More of the Spanish-speaking caregivers reported feeling that the potential side effects of therapy were not well explained compared with English speakers. However, Spanish-speaking participants were more satisfied with their child’s overall care.

“Ensuring good communication with patients and their families is as important as the actual therapy we give, regardless of what language is spoken,” said Mark Fluchel, MD, of the University of Utah Primary Children’s Medical Center in Salt Lake City. “However, for families for whom there is a language and possibly a cultural barrier, extra care needs to be taken to make sure we are providing the best care possible.”

Among Spanish-speaking participants, 37% reported not feeling fulling understood by the oncology staff, and 22% reported that they had falsely claimed understanding the oncology staff because they were embarrassed that they did not speak English.

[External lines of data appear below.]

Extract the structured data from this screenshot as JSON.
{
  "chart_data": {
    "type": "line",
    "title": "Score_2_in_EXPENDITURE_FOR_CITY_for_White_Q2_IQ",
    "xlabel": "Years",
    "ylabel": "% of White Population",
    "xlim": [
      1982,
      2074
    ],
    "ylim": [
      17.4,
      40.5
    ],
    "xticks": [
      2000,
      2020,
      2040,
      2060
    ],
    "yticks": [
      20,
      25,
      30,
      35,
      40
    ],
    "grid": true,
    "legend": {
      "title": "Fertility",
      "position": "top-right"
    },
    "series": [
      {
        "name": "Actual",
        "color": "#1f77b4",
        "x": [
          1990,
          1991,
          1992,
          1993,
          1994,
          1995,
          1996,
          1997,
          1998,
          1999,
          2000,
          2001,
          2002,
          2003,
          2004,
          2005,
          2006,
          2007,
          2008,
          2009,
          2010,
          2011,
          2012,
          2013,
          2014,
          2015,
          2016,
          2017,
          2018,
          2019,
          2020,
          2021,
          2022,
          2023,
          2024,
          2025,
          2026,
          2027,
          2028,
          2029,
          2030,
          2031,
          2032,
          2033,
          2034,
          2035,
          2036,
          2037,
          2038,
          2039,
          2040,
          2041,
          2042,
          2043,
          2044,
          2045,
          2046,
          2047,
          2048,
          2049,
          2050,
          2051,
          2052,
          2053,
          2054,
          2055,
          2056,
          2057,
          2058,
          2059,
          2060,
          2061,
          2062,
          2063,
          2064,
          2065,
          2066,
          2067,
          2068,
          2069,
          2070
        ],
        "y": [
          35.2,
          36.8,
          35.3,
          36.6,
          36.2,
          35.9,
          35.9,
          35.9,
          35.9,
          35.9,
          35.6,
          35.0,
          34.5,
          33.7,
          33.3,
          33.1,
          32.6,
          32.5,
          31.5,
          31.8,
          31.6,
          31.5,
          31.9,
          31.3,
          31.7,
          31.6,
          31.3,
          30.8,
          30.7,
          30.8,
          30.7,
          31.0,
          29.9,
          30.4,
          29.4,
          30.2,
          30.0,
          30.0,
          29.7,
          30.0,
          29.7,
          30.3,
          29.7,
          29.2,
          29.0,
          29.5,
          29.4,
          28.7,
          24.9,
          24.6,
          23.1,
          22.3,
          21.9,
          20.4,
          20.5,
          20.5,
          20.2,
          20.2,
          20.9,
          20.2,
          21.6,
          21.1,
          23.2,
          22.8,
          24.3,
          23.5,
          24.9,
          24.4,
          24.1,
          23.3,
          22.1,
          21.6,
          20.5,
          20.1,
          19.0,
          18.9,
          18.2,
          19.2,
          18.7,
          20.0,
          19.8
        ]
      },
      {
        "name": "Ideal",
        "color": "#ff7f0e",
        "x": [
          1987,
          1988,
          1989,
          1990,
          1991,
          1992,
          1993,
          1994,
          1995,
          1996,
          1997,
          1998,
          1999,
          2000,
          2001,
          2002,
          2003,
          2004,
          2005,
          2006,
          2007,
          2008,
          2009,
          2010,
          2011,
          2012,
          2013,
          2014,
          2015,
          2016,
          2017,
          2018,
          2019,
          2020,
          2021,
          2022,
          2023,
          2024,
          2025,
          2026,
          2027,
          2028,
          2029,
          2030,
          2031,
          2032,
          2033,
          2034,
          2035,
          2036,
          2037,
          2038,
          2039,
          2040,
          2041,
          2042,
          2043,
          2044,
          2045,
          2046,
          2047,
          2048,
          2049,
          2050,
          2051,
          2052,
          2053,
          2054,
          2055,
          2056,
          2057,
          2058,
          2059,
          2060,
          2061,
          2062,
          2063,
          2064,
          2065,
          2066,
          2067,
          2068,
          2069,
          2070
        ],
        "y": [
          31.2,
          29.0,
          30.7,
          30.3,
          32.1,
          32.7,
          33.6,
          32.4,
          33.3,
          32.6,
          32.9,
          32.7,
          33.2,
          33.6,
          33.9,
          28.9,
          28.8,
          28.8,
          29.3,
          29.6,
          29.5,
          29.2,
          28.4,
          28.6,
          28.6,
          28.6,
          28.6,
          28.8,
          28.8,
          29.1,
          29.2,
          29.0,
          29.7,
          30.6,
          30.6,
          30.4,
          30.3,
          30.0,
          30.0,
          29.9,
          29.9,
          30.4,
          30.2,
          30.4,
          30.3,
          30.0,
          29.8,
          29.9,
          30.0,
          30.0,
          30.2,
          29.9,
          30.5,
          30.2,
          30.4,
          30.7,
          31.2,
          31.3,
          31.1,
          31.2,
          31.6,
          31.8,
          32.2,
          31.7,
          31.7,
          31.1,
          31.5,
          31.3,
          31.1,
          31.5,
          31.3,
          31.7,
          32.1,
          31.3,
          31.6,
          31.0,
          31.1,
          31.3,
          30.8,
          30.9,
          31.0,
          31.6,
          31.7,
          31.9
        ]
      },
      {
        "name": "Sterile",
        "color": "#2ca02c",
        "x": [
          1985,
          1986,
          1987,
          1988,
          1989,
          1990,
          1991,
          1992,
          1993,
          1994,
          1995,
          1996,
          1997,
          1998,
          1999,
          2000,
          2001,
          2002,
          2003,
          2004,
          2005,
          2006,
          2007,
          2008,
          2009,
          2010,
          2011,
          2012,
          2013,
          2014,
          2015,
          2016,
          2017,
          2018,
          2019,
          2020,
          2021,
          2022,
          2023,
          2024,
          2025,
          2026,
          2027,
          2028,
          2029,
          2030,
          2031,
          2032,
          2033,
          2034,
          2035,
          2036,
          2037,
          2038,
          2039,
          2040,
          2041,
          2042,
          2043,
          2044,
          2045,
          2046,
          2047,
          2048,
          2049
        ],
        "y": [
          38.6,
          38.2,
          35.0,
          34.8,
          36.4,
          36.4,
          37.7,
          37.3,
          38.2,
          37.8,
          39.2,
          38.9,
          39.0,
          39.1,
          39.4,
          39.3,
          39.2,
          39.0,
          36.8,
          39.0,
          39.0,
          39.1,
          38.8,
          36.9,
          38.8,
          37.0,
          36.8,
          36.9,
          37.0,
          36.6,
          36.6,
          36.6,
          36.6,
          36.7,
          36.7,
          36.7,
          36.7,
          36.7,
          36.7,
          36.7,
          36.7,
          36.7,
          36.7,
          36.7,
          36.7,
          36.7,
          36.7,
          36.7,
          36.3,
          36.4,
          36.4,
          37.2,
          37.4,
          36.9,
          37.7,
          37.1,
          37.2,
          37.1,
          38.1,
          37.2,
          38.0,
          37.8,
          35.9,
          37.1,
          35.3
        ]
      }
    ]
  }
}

Further, 11% were uncomfortable asking for an interpreter, and 33% felt their child would have received better care if English was their first language.

“As is the case with English speakers as well, we cannot assume that everything we say is understood,” Fluchel said. “The most important thing we can do is to quickly establish a trusting relationship with patients and their families and make sure they are comfortable asking for clarification. Once that kind of relationship is established, I think communication errors are less likely.”

This study was presented at the Fifth American Association for Cancer Research Conference on The Science of Cancer Health Disparities in San Diego.